You know that Rosh Hashana is the Jewish new year, which begins with Tishrei, so you’d think that Tishrei is the first month, right? Not in the Torah: the source for the holiday of Rosh Hashana is Leviticus 23:24: “In the seventh month, on the first day of the month, shall be a solemn rest unto you, a memorial proclaimed with the blast of horns, a holy convocation.”
You see, because Jews have a penchant for complicating things, we actually have four different new years. The first of Tishrei, otherwise known as Rosh Hashana or the Jewish New Year, is the new year for years. That means that we count years from that date, so 5774 turned to 5775 on the first of Tishrei.
The first of Nisan is the new year for months. Nisan, not Tishrei, is the first month, and we count the months from there. That’s how Tishrei comes out as the seventh month. So when does Nisan fall? Usually around March-April; it’s your Hebrew birth month. 😉 The first night of Passover falls on the 15th of Nissan.
The other two new years are a little more obscure, so stay with me here.

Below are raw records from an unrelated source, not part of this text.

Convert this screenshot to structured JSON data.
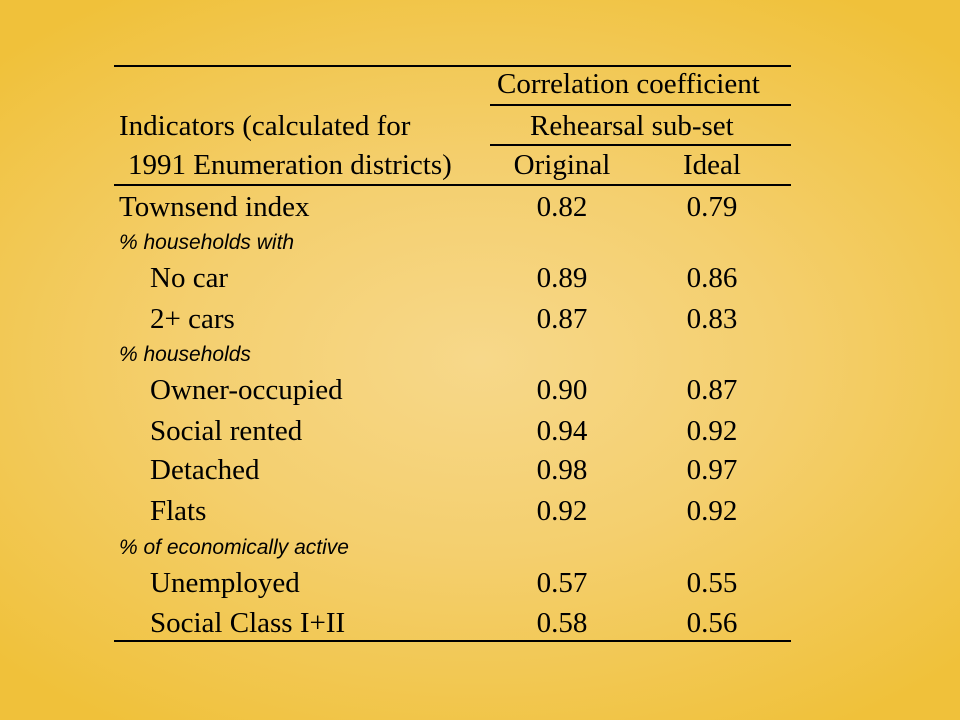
{
  "header": {
    "indicators_line1": "Indicators (calculated for",
    "indicators_line2": "1991 Enumeration districts)",
    "correlation": "Correlation coefficient",
    "subset": "Rehearsal sub-set",
    "col_original": "Original",
    "col_ideal": "Ideal"
  },
  "rows": {
    "townsend": {
      "label": "Townsend index",
      "original": "0.82",
      "ideal": "0.79"
    },
    "group1": "% households with",
    "nocar": {
      "label": "No car",
      "original": "0.89",
      "ideal": "0.86"
    },
    "cars2": {
      "label": "2+ cars",
      "original": "0.87",
      "ideal": "0.83"
    },
    "group2": "% households",
    "owner": {
      "label": "Owner-occupied",
      "original": "0.90",
      "ideal": "0.87"
    },
    "social": {
      "label": "Social rented",
      "original": "0.94",
      "ideal": "0.92"
    },
    "detached": {
      "label": "Detached",
      "original": "0.98",
      "ideal": "0.97"
    },
    "flats": {
      "label": "Flats",
      "original": "0.92",
      "ideal": "0.92"
    },
    "group3": "% of economically active",
    "unemployed": {
      "label": "Unemployed",
      "original": "0.57",
      "ideal": "0.55"
    },
    "socialclass": {
      "label": "Social Class I+II",
      "original": "0.58",
      "ideal": "0.56"
    }
  }
}
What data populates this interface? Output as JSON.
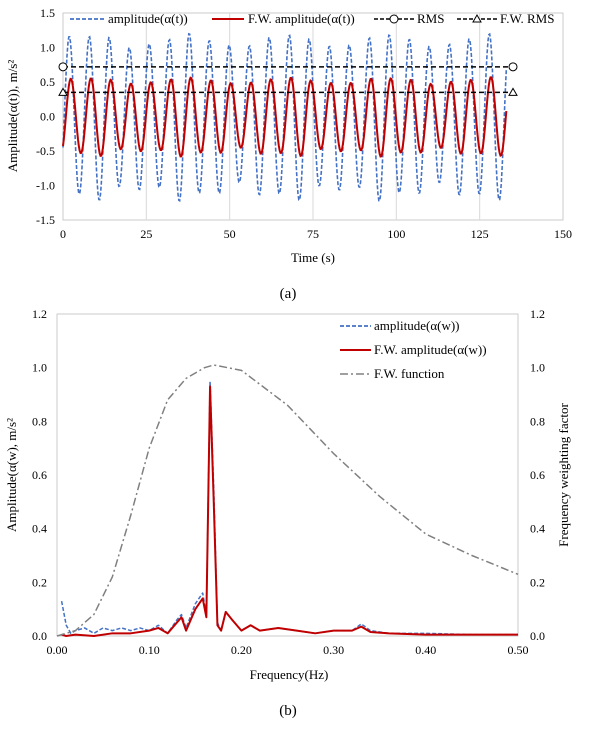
{
  "colors": {
    "amplitude": "#4472c4",
    "fw_amplitude": "#c00000",
    "rms": "#000000",
    "fw_rms": "#000000",
    "fw_function": "#808080",
    "grid": "#d9d9d9"
  },
  "chart_data": [
    {
      "type": "line",
      "caption": "(a)",
      "xlabel": "Time (s)",
      "ylabel": "Amplitude(α(t)),  m/s²",
      "xlim": [
        0,
        150
      ],
      "ylim": [
        -1.5,
        1.5
      ],
      "xticks": [
        0,
        25,
        50,
        75,
        100,
        125,
        150
      ],
      "yticks": [
        -1.5,
        -1.0,
        -0.5,
        0.0,
        0.5,
        1.0,
        1.5
      ],
      "xtick_labels": [
        "0",
        "25",
        "50",
        "75",
        "100",
        "125",
        "150"
      ],
      "ytick_labels": [
        "-1.5",
        "-1.0",
        "-0.5",
        "0.0",
        "0.5",
        "1.0",
        "1.5"
      ],
      "grid": "vertical",
      "legend_position": "top",
      "signal": {
        "duration_s": 133,
        "period_s": 6.0,
        "amplitude_peak": 1.1,
        "fw_amplitude_peak": 0.52
      },
      "series": [
        {
          "name": "amplitude(α(t))",
          "style": "dashed",
          "x": [
            0,
            2,
            5,
            8,
            11,
            14,
            17,
            20,
            23,
            26,
            29,
            32,
            35,
            38,
            41,
            44,
            47,
            50,
            53,
            56,
            59,
            62,
            65,
            68,
            71,
            74,
            77,
            80,
            83,
            86,
            89,
            92,
            95,
            98,
            101,
            104,
            107,
            110,
            113,
            116,
            119,
            122,
            125,
            128,
            131,
            133
          ],
          "y": [
            -0.45,
            0.9,
            -0.85,
            1.15,
            -1.05,
            1.1,
            -0.9,
            1.15,
            -1.0,
            1.1,
            -1.05,
            1.1,
            -0.95,
            1.15,
            -1.0,
            1.2,
            -1.05,
            1.1,
            -0.95,
            1.1,
            -1.0,
            1.15,
            -0.95,
            1.05,
            -1.0,
            1.1,
            -0.95,
            1.05,
            -1.0,
            1.1,
            -0.95,
            1.05,
            -1.0,
            1.1,
            -0.95,
            1.05,
            -1.0,
            1.05,
            -0.95,
            1.05,
            -0.95,
            1.0,
            -0.9,
            1.05,
            -0.9,
            1.0
          ]
        },
        {
          "name": "F.W. amplitude(α(t))",
          "style": "solid",
          "x": [
            0,
            2,
            5,
            8,
            11,
            14,
            17,
            20,
            23,
            26,
            29,
            32,
            35,
            38,
            41,
            44,
            47,
            50,
            53,
            56,
            59,
            62,
            65,
            68,
            71,
            74,
            77,
            80,
            83,
            86,
            89,
            92,
            95,
            98,
            101,
            104,
            107,
            110,
            113,
            116,
            119,
            122,
            125,
            128,
            131,
            134
          ],
          "y": [
            -0.2,
            0.35,
            -0.5,
            0.55,
            -0.5,
            0.55,
            -0.5,
            0.55,
            -0.5,
            0.55,
            -0.5,
            0.55,
            -0.5,
            0.55,
            -0.5,
            0.55,
            -0.5,
            0.55,
            -0.5,
            0.55,
            -0.5,
            0.55,
            -0.5,
            0.55,
            -0.5,
            0.55,
            -0.5,
            0.55,
            -0.5,
            0.55,
            -0.5,
            0.55,
            -0.5,
            0.55,
            -0.5,
            0.55,
            -0.5,
            0.55,
            -0.5,
            0.55,
            -0.5,
            0.55,
            -0.5,
            0.55,
            -0.5,
            0.1
          ]
        },
        {
          "name": "RMS",
          "style": "dashed-circle",
          "x": [
            0,
            135
          ],
          "y": [
            0.72,
            0.72
          ]
        },
        {
          "name": "F.W. RMS",
          "style": "dashed-triangle",
          "x": [
            0,
            135
          ],
          "y": [
            0.35,
            0.35
          ]
        }
      ]
    },
    {
      "type": "line",
      "caption": "(b)",
      "xlabel": "Frequency(Hz)",
      "ylabel": "Amplitude(α(w), m/s²",
      "y2label": "Frequency weighting factor",
      "xlim": [
        0.0,
        0.5
      ],
      "ylim": [
        0.0,
        1.2
      ],
      "y2lim": [
        0.0,
        1.2
      ],
      "xticks": [
        0.0,
        0.1,
        0.2,
        0.3,
        0.4,
        0.5
      ],
      "yticks": [
        0.0,
        0.2,
        0.4,
        0.6,
        0.8,
        1.0,
        1.2
      ],
      "xtick_labels": [
        "0.00",
        "0.10",
        "0.20",
        "0.30",
        "0.40",
        "0.50"
      ],
      "ytick_labels": [
        "0.0",
        "0.2",
        "0.4",
        "0.6",
        "0.8",
        "1.0",
        "1.2"
      ],
      "y2tick_labels": [
        "0.0",
        "0.2",
        "0.4",
        "0.6",
        "0.8",
        "1.0",
        "1.2"
      ],
      "grid": "none",
      "legend_position": "top-right",
      "series": [
        {
          "name": "amplitude(α(w))",
          "style": "dashed",
          "x": [
            0.005,
            0.01,
            0.015,
            0.02,
            0.03,
            0.04,
            0.05,
            0.06,
            0.07,
            0.08,
            0.09,
            0.1,
            0.11,
            0.12,
            0.13,
            0.135,
            0.14,
            0.15,
            0.158,
            0.162,
            0.166,
            0.17,
            0.174,
            0.178,
            0.183,
            0.19,
            0.2,
            0.21,
            0.22,
            0.24,
            0.26,
            0.28,
            0.3,
            0.32,
            0.33,
            0.34,
            0.36,
            0.4,
            0.45,
            0.5
          ],
          "y": [
            0.13,
            0.04,
            0.01,
            0.02,
            0.03,
            0.01,
            0.03,
            0.02,
            0.03,
            0.02,
            0.03,
            0.02,
            0.04,
            0.01,
            0.06,
            0.08,
            0.03,
            0.12,
            0.16,
            0.08,
            0.95,
            0.55,
            0.05,
            0.02,
            0.09,
            0.06,
            0.02,
            0.04,
            0.02,
            0.03,
            0.02,
            0.01,
            0.02,
            0.02,
            0.045,
            0.02,
            0.01,
            0.01,
            0.005,
            0.005
          ]
        },
        {
          "name": "F.W. amplitude(α(w))",
          "style": "solid",
          "x": [
            0.005,
            0.01,
            0.02,
            0.04,
            0.06,
            0.08,
            0.1,
            0.11,
            0.12,
            0.13,
            0.135,
            0.14,
            0.15,
            0.158,
            0.162,
            0.166,
            0.17,
            0.174,
            0.178,
            0.183,
            0.19,
            0.2,
            0.21,
            0.22,
            0.24,
            0.26,
            0.28,
            0.3,
            0.32,
            0.33,
            0.34,
            0.36,
            0.4,
            0.45,
            0.5
          ],
          "y": [
            0.005,
            0.0,
            0.005,
            0.0,
            0.01,
            0.01,
            0.02,
            0.03,
            0.01,
            0.05,
            0.07,
            0.02,
            0.1,
            0.14,
            0.07,
            0.93,
            0.5,
            0.04,
            0.02,
            0.09,
            0.06,
            0.02,
            0.04,
            0.02,
            0.03,
            0.02,
            0.01,
            0.02,
            0.02,
            0.035,
            0.015,
            0.01,
            0.005,
            0.005,
            0.005
          ]
        },
        {
          "name": "F.W. function",
          "style": "dashdot",
          "axis": "y2",
          "x": [
            0.0,
            0.02,
            0.04,
            0.06,
            0.08,
            0.1,
            0.12,
            0.14,
            0.16,
            0.17,
            0.2,
            0.25,
            0.3,
            0.35,
            0.4,
            0.45,
            0.5
          ],
          "y": [
            0.0,
            0.02,
            0.08,
            0.22,
            0.45,
            0.7,
            0.88,
            0.96,
            1.0,
            1.01,
            0.99,
            0.86,
            0.68,
            0.52,
            0.38,
            0.3,
            0.23
          ]
        }
      ]
    }
  ]
}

The first of Elul is the new year for the tithing of cattle. There is a commandment to bring the firstborn of cattle to the Cohanim (priests), and the first of Elul was sort of the “fiscal year” for animals born during that year, similar to how taxes are calculated in countries where the fiscal year starts on a date other than the first of January. This new year is no longer observed, because we no longer have a Temple and the priests cannot receive these offerings. But Elul–which is the month before Tishrei–has taken on the significance of preparing for the High Holidays.
The last of the new years is the 15th of Shvat, or Tu B’Shvat (because the number 15 is written as ט”ו, tet-vav, or the numerical value of 9+6. Why don’t we write 10+5? Because then it would be yud-heh, and that spells one of the names of God. 16 is written 9+7, ט”ז, for the same reason). This new year is used for calculating the age of plants or crops for certain commandments that have to do with agriculture, or for agricultural tithing. It has become known as “the new year for trees”, and has become a minor holiday on which we celebrate trees and their fruit. It is customary to eat the new fruit of the season on this day. The Kabbalistic mystics created a sort of ceremony, a “seder” (similar to the Passover seder), during which they eat symbolic fruit and discuss its significance. It’s also evolved into the Israeli Arbor Day. A day to plant new trees and to develop environmental awareness.
So. Why am I telling you all this now?
Because tonight is Rosh Chodesh Shvat; the first day of the new month of Shvat. A month I happen to be especially fond of, not only because I have a thing for trees, but also because my birthday falls on the 3rd. 🙂
Birthdays are not much of a big deal in Jewish tradition, though it is said that it’s a sign of a righteous person when s/he dies on his/her birthday. (This is said to have been true of Moses and King David.) Generally, important Jewish figures are commemorated on the day of death, not the day of birth. However, we do tend to celebrate like people in many other cultures. We’re all about giving thanks on a day that commemorates something good that happened to you, and getting born is pretty high on that list! 😉 It is said that on one’s birthday, just like on one’s wedding day, one has a particularly strong connection to God and can give particularly powerful blessings to others. (The reason for this, by the way, is that such life events bring us joy, and joy brings us closer to God.)
And, well, you’ve experienced firsthand that my blessings have a fairly good record 😉 If there’s something specific you’d like me to pray for this Friday, let me know. 😉 Either way, you know I will be (and have been) praying for you.
Chodesh Tov, many blessings, and lots of love,
Blog readers: What do you think about what seems to be a conflict between the Bible’s calculation of the history of humankind versus the scientific calculation? What meaning does that number, 5775, hold for you?